For breakfast and lunch, I eat with Jack. We make oatmeal and fruit most mornings, or I’ll have cheerios and soymilk if I’m not feeling the oatmeal. For lunch, we mix things up. Sometimes it’s pb&j or leftovers. Or salad. Yesterday we made “fajitas” (I sauteed bell pepper, carrots and onions and rolled them into whole wheat tortillas). Yum.
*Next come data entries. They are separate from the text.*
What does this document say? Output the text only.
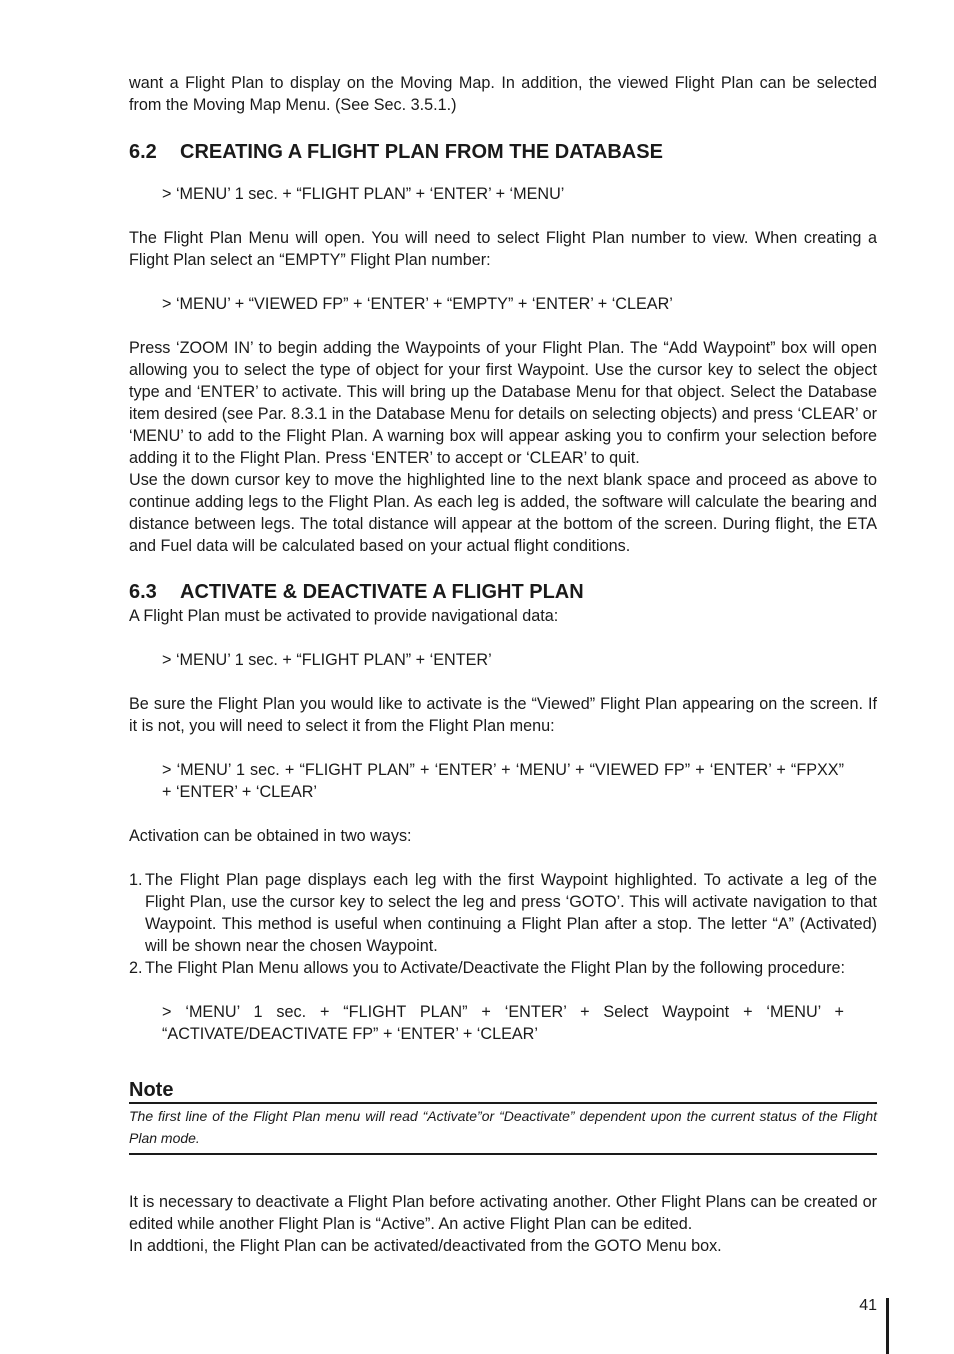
want a Flight Plan to display on the Moving Map. In addition, the viewed Flight Plan can be selected from the Moving Map Menu. (See Sec. 3.5.1.)

6.2	CREATING A FLIGHT PLAN FROM THE DATABASE

> ‘MENU’ 1 sec. + “FLIGHT PLAN” + ‘ENTER’ + ‘MENU’

The Flight Plan Menu will open. You will need to select Flight Plan number to view. When creating a Flight Plan select an “EMPTY” Flight Plan number:

> ‘MENU’ + “VIEWED FP” + ‘ENTER’ + “EMPTY” + ‘ENTER’ + ‘CLEAR’

Press ‘ZOOM IN’ to begin adding the Waypoints of your Flight Plan. The “Add Waypoint” box will open allowing you to select the type of object for your first Waypoint. Use the cursor key to select the object type and ‘ENTER’ to activate. This will bring up the Database Menu for that object. Select the Database item desired (see Par. 8.3.1 in the Database Menu for details on selecting objects) and press ‘CLEAR’ or ‘MENU’ to add to the Flight Plan. A warning box will appear asking you to confirm your selection before adding it to the Flight Plan. Press ‘ENTER’ to accept or ‘CLEAR’ to quit.

Use the down cursor key to move the highlighted line to the next blank space and proceed as above to continue adding legs to the Flight Plan. As each leg is added, the software will calculate the bearing and distance between legs. The total distance will appear at the bottom of the screen. During flight, the ETA and Fuel data will be calculated based on your actual flight conditions.

6.3	ACTIVATE & DEACTIVATE A FLIGHT PLAN

A Flight Plan must be activated to provide navigational data:

> ‘MENU’ 1 sec. + “FLIGHT PLAN” + ‘ENTER’

Be sure the Flight Plan you would like to activate is the “Viewed” Flight Plan appearing on the screen. If it is not, you will need to select it from the Flight Plan menu:

> ‘MENU’ 1 sec. + “FLIGHT PLAN” + ‘ENTER’ + ‘MENU’ + “VIEWED FP” + ‘ENTER’ + “FPXX” + ‘ENTER’ + ‘CLEAR’

Activation can be obtained in two ways:

1. The Flight Plan page displays each leg with the first Waypoint highlighted. To activate a leg of the Flight Plan, use the cursor key to select the leg and press ‘GOTO’. This will activate navigation to that Waypoint. This method is useful when continuing a Flight Plan after a stop. The letter “A” (Activated) will be shown near the chosen Waypoint.
2. The Flight Plan Menu allows you to Activate/Deactivate the Flight Plan by the following procedure:

> ‘MENU’ 1 sec. + “FLIGHT PLAN” + ‘ENTER’ + Select Waypoint + ‘MENU’ + “ACTIVATE/DEACTIVATE FP” + ‘ENTER’ + ‘CLEAR’

Note

The first line of the Flight Plan menu will read “Activate”or “Deactivate” dependent upon the current status of the Flight Plan mode.

It is necessary to deactivate a Flight Plan before activating another. Other Flight Plans can be created or edited while another Flight Plan is “Active”. An active Flight Plan can be edited.

In addtioni, the Flight Plan can be activated/deactivated from the GOTO Menu box.

41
For dinner, Tyler has agreed to eat what I make, with one condition: “it MUST taste good.” I am also on a $50/week grocery budget, which surprisingly has been easier than ever! Here are the meals we have made so far:
Roasted Butternut Squash and Black Bean Enchiladas (would DEFINITELY make these again – I have one friend that told me she makes these every week!)
Broccoli “Cheese” Pasta Bake (Great, but needs more flavor. Maybe it’s because I used soymilk instead of almond milk? I’ll have to tweak it a little bit or substitute it with this sauce instead. We’d make it again. Tyler took the leftovers for lunch two days in a row!)
Black Bean and Millet Stuffed Bell Peppers (Yummy, but again, needed more flavor. Up the spice content on this one and make sure you toast the millet beforehand! We’d make them again.)
Chocolate Chip Banana Brownies (SO GOOD! They are so low in fat you don’t feel guilty eating them, and they are fudgy and moist. Not necessarily a brownie texture, but definitely hits that sweet spot if you’ve been craving chocolate!)
Roasted Root Vegetable Candy (I ate these for “dessert” last night. Vegetables for dessert??)
Black Bean Cocoa Quinoa (Hated this. I ended up dumping it I was so revolted by the flavors. Cinnamon and cocoa is not a great combo for me.)
Zucchini Bread Muffins (FANTASTIC. I am so happy I made a double batch!!)
Sweet Potato Stew (Loved this, recommended it to my sister, and her family loved it as well!)
Veggie Stir Fry with Tofu and Brown Rice (Marinate your tofu in 1 T. lemon juice, 3 T. soy sauce, 1 T. honey and fry up in a pan. Toss 1 T. hoisin sauce, 2 T. soy sauce, 1 T. minced ginger, 2 t. minced garlic, 2 T. lemon juice and 1 T. honey with your veggies and stir fry. Serve over brown rice. Definitely a keeper.)
Baked Potatoes (No real recipe here, but toppings could include roasted broccoli…mmmm)
Tonight is a leftovers night. Turns out our food is so filling we eat a lot less of it! (Or do we eat more and our recipes are just larger? Hmm.) I’ll keep you all posted when I come across more recipes.
As for now, got 2 zucchini? Go make those zucchini muffins (double the recipe). They are to die for. (No, really. Even Jack gobbles them right up!)
Thanks for posting the recipe links. I spent a good part of time today trying to pull up recipes off the Daily Garnish and it never did load. So I’m happy to find them through your links.